The issue of election integrity has been a major topic in the last few years. And now the U.S. Supreme Court has weighed in.
Because this massive Supreme Court ruling will change elections in America in the most insane way.
The debate of states rights vs the rights of the federal government goes back hundreds of years when America was just getting its start in the world.
Some individuals like Thomas Jefferson emphasized states rights being critical to maintaining a free state while others like Hamilton were more federally-minded.
But any one of our Founding Fathers would be stunned to see the way power has become consolidated by the federal government, particularly in the executive branch.
One issue that this debate has a major impact on is election integrity and how elections are conducted on a national level.
States want to know that they have the authority to protect elections that are conducted in their districts, even those for national offices like the U.S. Senate and the Oval Office.
But in a stunning 5-4 ruling from the U.S. Supreme Court has dealt a serious blow to the rights of states to conduct elections fairly how they see fit.
The 5-4 decision upheld a lower court’s ruling that the map violated the Voting Rights Act of 1965, a cornerstone of U.S. civil rights law, since it allegedly dilutes the voting power of Black Alabamians.

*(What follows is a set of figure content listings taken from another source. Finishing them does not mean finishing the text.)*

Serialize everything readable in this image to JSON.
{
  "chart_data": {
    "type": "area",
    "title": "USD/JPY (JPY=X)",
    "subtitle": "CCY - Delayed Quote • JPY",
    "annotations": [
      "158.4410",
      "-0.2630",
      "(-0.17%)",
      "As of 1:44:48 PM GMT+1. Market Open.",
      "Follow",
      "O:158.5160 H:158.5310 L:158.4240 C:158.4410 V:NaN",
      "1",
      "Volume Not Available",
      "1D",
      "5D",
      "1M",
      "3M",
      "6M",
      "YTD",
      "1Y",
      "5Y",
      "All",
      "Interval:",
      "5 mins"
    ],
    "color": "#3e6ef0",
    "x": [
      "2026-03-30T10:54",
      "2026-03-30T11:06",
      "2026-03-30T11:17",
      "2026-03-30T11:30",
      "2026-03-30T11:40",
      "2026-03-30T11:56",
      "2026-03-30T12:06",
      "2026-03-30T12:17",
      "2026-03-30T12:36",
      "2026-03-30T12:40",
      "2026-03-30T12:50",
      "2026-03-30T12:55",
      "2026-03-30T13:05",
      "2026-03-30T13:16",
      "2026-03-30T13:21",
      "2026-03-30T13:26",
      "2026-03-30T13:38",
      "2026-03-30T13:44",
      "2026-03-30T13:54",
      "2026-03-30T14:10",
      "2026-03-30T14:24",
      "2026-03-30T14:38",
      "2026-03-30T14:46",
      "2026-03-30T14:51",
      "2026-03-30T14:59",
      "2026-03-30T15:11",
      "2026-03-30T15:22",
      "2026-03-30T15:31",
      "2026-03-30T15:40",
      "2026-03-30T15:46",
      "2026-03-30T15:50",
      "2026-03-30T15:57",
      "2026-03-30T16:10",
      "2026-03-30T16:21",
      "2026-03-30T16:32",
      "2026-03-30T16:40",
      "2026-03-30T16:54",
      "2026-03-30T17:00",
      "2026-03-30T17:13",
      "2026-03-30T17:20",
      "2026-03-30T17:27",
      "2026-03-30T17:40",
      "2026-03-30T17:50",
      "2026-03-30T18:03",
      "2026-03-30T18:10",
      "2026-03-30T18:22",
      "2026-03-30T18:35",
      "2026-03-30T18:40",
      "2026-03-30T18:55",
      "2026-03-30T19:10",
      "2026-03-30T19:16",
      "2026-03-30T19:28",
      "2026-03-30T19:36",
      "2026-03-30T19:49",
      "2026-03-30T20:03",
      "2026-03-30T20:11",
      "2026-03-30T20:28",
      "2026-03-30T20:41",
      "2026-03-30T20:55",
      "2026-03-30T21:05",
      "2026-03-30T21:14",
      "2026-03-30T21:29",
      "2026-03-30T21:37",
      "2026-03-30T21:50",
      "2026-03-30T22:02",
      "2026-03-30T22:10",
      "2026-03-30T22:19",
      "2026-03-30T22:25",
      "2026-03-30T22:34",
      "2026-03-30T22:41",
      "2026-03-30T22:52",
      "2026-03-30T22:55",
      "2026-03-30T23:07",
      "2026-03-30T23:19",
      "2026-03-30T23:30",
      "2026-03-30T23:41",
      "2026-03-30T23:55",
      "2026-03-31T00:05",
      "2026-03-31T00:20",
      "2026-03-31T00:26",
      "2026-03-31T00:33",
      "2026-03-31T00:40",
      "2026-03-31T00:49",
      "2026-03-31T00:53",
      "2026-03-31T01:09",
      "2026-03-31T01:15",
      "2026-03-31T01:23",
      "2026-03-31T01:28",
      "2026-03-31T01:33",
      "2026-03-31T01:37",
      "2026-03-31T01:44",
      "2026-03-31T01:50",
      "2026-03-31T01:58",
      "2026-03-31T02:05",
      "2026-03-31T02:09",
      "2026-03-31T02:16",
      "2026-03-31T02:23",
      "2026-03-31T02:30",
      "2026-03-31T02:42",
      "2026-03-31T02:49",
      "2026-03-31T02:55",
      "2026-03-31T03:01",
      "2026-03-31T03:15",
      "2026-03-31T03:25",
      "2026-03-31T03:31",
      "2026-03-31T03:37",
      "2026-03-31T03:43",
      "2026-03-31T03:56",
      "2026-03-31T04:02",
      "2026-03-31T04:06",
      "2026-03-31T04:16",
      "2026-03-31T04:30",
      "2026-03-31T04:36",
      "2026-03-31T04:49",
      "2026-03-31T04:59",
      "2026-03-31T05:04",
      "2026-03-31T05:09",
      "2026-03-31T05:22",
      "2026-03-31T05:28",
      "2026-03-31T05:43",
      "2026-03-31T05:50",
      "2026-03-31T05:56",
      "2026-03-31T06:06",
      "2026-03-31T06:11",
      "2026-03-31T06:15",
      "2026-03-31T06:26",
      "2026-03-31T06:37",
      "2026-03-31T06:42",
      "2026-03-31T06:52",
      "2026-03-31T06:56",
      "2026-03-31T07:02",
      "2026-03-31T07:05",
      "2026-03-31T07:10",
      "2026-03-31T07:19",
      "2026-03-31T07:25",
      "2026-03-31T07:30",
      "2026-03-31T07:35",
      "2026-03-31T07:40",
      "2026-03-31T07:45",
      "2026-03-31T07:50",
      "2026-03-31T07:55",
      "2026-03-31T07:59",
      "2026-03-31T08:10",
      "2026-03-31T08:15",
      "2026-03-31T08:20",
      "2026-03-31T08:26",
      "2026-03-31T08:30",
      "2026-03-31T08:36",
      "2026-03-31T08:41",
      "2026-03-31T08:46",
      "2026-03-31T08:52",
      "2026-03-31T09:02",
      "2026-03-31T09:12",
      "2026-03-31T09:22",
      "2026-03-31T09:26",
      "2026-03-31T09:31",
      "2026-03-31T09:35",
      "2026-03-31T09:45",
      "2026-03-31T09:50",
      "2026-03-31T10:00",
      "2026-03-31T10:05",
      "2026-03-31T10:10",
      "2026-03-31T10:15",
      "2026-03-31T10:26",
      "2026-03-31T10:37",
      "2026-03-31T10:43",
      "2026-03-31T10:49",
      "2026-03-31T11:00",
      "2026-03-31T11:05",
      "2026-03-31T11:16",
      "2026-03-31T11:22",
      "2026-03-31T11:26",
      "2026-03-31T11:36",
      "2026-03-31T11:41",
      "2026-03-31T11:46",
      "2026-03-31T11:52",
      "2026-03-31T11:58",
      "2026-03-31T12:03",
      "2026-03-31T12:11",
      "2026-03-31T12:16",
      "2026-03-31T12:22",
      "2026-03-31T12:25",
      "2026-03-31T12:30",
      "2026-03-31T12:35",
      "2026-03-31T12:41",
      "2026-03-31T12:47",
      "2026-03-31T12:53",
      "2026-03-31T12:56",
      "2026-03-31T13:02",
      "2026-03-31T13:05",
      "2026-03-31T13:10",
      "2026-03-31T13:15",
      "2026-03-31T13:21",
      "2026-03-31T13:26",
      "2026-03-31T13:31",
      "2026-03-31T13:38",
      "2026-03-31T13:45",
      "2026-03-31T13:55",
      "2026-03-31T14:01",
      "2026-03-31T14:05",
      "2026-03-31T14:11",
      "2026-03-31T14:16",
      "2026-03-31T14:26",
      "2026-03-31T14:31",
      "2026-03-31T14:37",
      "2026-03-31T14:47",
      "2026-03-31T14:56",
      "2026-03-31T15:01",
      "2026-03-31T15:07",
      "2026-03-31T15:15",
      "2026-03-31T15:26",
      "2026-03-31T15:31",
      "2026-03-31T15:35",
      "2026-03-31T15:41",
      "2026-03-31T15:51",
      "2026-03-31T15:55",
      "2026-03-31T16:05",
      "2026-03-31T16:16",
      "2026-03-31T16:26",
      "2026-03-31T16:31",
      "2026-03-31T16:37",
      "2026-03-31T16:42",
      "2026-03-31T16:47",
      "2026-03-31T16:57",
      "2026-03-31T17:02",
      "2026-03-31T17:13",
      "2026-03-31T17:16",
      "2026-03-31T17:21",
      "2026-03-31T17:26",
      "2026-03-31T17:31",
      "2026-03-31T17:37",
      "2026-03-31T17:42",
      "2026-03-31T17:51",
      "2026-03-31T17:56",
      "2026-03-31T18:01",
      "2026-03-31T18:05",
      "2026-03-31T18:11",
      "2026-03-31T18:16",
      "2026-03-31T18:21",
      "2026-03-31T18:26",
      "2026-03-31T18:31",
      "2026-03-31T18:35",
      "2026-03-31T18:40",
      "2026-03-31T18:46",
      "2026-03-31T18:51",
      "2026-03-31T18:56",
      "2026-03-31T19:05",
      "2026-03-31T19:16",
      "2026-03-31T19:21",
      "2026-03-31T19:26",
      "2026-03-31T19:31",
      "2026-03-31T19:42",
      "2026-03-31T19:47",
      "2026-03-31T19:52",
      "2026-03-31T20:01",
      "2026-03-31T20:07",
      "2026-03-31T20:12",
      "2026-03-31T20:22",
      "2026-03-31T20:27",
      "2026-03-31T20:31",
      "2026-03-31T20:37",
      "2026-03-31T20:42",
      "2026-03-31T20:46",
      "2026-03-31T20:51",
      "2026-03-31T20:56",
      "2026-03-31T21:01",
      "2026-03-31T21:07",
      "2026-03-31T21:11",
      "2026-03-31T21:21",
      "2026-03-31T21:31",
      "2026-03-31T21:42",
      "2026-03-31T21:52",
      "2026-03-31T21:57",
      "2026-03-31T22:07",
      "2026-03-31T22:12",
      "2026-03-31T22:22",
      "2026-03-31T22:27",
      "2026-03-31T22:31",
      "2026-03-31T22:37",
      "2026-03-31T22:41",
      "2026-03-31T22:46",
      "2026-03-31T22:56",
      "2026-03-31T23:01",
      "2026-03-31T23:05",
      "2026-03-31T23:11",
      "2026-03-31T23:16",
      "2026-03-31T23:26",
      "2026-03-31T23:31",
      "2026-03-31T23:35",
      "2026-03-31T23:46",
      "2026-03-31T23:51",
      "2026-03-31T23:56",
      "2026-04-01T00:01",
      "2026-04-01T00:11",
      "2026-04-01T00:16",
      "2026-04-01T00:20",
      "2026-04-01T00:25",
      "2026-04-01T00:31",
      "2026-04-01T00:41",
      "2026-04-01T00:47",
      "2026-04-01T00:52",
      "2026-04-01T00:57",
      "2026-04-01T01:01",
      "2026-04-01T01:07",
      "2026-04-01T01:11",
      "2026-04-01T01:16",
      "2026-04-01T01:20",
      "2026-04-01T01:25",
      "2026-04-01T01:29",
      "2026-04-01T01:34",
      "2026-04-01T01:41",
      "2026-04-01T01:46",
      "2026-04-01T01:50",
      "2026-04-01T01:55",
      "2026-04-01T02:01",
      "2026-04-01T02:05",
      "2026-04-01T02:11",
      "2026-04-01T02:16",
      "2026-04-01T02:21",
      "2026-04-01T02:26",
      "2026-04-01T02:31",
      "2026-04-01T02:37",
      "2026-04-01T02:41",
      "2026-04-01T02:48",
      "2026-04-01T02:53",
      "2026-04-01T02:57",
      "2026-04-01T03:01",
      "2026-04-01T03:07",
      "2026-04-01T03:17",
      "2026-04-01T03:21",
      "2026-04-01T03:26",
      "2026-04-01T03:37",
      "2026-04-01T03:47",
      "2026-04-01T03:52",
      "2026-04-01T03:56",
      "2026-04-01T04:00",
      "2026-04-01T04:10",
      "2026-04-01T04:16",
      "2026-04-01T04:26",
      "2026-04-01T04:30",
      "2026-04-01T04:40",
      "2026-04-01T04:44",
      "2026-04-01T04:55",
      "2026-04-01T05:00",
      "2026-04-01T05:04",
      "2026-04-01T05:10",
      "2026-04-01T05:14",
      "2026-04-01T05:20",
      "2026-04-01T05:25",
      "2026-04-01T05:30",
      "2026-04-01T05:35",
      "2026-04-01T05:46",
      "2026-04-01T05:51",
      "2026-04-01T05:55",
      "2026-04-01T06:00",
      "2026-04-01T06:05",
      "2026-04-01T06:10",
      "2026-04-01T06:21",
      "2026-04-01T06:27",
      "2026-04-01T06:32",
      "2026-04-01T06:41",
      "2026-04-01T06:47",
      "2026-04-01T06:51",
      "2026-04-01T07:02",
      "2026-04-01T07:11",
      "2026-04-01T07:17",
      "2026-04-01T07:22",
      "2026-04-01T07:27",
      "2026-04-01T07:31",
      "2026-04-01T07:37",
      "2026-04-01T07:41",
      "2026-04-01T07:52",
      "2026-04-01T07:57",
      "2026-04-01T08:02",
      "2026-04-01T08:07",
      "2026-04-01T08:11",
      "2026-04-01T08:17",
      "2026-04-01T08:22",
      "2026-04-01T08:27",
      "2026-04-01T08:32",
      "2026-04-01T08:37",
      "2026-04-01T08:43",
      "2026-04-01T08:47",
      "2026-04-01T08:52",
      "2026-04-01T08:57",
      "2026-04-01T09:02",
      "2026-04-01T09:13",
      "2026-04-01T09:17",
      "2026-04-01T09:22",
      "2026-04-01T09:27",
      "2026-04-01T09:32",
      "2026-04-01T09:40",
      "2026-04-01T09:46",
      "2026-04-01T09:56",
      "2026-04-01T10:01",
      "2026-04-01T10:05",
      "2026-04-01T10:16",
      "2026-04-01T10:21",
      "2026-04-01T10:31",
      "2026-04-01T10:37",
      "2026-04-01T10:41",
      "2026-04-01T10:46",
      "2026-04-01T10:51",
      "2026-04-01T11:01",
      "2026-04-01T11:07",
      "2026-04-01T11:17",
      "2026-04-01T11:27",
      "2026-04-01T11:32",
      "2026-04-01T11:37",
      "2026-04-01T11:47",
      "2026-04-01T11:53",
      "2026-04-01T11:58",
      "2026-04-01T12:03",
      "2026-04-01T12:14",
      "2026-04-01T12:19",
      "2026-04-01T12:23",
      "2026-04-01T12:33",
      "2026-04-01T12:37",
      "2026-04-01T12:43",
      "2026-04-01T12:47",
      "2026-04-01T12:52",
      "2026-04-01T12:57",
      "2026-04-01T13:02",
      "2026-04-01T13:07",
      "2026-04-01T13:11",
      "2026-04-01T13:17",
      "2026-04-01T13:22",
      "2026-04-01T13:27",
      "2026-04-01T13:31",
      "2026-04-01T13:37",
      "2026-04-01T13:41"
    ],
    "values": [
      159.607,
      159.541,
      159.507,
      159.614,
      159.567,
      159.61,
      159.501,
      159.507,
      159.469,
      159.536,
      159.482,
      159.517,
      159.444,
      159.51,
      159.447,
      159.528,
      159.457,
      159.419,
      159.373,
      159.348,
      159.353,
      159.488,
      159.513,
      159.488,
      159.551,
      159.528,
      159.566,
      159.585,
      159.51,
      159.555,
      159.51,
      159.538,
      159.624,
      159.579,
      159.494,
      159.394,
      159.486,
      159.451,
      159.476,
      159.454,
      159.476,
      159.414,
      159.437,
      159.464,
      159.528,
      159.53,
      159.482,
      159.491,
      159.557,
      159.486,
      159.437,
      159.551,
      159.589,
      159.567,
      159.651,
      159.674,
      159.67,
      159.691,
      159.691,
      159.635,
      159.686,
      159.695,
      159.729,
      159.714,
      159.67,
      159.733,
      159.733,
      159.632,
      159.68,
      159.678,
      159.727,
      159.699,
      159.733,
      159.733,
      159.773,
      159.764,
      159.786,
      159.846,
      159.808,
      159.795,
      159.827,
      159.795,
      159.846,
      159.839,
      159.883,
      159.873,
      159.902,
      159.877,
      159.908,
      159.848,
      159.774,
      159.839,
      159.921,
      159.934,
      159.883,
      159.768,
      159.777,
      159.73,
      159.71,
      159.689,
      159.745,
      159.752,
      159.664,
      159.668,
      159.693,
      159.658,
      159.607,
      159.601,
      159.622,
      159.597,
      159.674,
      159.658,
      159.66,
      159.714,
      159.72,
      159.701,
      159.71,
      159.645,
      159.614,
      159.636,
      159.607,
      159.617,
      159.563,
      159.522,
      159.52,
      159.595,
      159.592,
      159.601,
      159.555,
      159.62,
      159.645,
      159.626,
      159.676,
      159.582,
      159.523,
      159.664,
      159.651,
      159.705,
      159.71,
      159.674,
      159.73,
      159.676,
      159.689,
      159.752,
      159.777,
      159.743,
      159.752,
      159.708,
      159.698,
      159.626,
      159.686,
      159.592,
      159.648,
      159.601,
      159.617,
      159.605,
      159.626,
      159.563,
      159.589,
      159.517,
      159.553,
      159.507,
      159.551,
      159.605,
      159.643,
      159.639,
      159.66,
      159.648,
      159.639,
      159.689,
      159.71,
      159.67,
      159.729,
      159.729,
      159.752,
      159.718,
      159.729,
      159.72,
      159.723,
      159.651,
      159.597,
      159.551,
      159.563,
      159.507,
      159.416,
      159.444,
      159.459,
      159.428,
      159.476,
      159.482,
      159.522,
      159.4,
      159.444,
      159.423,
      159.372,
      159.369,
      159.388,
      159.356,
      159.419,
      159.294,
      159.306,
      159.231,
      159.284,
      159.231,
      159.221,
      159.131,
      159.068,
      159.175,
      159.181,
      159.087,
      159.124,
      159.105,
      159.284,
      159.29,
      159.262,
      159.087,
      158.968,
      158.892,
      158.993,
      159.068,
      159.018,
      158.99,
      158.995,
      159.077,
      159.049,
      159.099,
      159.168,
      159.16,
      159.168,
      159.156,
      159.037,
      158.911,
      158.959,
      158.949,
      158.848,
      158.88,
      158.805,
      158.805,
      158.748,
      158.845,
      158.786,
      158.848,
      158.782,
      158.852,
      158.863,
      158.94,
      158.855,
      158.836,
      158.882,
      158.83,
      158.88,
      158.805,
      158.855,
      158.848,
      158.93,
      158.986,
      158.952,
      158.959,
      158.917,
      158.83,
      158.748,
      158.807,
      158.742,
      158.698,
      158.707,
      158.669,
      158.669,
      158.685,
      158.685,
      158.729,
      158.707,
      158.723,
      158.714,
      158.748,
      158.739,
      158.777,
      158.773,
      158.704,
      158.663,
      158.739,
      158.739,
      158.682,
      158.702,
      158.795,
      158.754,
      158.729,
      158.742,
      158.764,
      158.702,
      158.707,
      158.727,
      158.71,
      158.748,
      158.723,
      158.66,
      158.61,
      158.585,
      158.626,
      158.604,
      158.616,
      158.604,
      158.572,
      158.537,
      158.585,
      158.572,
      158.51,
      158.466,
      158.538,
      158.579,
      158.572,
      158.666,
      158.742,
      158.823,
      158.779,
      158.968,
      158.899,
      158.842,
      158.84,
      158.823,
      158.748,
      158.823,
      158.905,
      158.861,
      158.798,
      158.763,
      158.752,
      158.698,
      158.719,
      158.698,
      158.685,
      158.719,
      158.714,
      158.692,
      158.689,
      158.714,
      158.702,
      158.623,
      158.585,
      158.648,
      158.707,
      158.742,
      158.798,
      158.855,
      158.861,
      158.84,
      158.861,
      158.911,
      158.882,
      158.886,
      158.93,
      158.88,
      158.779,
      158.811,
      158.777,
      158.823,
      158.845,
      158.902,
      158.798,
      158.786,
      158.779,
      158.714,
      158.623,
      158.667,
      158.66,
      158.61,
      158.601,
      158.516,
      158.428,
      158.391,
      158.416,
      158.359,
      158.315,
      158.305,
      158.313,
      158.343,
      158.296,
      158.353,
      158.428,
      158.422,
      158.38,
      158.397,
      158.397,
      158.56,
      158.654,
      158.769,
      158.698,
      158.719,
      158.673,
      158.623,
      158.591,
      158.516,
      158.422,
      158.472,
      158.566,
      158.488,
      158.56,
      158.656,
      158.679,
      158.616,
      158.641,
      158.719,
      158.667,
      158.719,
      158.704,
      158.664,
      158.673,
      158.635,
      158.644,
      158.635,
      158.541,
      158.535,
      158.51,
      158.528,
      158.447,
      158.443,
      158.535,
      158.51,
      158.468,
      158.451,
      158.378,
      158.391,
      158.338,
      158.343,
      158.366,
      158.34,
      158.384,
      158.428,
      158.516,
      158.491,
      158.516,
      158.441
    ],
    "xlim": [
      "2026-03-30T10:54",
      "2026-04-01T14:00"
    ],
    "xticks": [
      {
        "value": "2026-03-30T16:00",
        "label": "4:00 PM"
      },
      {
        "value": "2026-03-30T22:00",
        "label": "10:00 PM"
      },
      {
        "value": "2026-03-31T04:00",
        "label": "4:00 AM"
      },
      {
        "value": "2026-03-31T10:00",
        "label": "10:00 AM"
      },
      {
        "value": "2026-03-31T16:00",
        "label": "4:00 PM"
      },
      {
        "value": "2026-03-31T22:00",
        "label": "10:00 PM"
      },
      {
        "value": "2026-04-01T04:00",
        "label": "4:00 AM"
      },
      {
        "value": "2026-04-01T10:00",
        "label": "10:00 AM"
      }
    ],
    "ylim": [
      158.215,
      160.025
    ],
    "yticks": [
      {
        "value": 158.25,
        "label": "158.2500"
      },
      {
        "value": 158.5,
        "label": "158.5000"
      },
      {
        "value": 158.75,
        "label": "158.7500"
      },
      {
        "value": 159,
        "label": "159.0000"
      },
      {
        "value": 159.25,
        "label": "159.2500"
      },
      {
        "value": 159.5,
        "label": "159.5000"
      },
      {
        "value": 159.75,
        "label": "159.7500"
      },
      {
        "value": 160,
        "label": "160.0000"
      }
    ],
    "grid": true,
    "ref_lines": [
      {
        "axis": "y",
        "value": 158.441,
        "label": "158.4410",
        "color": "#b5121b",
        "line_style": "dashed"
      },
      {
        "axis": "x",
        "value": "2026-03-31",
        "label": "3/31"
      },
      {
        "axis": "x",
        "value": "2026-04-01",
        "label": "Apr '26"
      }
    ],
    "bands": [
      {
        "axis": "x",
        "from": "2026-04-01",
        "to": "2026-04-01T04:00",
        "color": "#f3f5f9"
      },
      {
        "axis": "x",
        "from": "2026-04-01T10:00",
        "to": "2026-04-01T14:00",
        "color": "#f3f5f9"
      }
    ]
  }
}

The majority opinion was written by the court’s conservative chief justice, John Roberts, and was supported by the court’s three liberal justices and one conservative justice, Brett Kavanaugh.
In this example, the seven U.S. House districts in Alabama were drawn according to a map that had been authorized in 2021 by the Republican-controlled state legislature. The map had one predominantly Black district and six predominantly white ones.
At the time of the passage of the Voting Rights Act, many states in the South, including Alabama, had laws on the books that made it illegal for African Americans to cast ballots.
The Supreme Court was successfully pressured by conservative states and others to restrict the reach of the Voting Rights Act. In another decision involving Alabama, the court invalidated a crucial component in 2013 that had established which states with histories of racial discrimination need federal approval to change voting rules. The Supreme Court made it difficult to show violations under Section 2 in a 2021 judgment upholding Republican-backed Arizona voting restrictions.
In its decision released on Thursday, the Supreme Court addressed two consolidated cases in which Black voters and advocacy groups accused the state of breaking Section 2 of the Voting Rights Act, which prohibits discrimination based on race in voting practices even when no such intent is present.
Those who opposed the map argued that it diluted the strength of black voters by concentrating them in one district and diluting the remainder of the black population across other districts to a minority size.
In January 2022, a federal judge panel agreed with the challengers and blocked the Republican-drawn map for “substantially likely” violating Section 2.
The court also ordered the creation of an additional district where Black voters constitute “a voting-age majority or something quite close to it.” To further their case, Alabama took it to the Supreme Court.
Officials in Alabama maintained that creating a second district to increase the number of Black voters and increase the likelihood that their favorite candidate would be elected was itself racially discriminatory.
Alabama claims that the Voting Rights Act violates the 14th Amendment guarantee of equal treatment under the law if it requires the state to consider race in this way.
It’s concerning that Brett Kavanaugh found his way agreeing with the 3 other liberal Justices on the High Court bench on this issue. A traditionally conservative jurisprudence would absolutely acknowledge the validity of the state of Alabam’s claims that, if anything, they were trying to ensure that black citizens were represented.
It is possible that if they simply spread the black population evenly across districts, there wouldn’t be much black representation anyway because it would be totally diluted.
There’s also no reason that states should be forced to consider race when evaluating district lines for future elections. Justice should be blind to that and the districts should be drawn based on more pertinent information about local populations like age as well as local geography.
It’s unclear how much this ruling for Alabama will impact other conservative legislatures, but it’s definitely a concern that the power of elections are being consolidated by the federal government.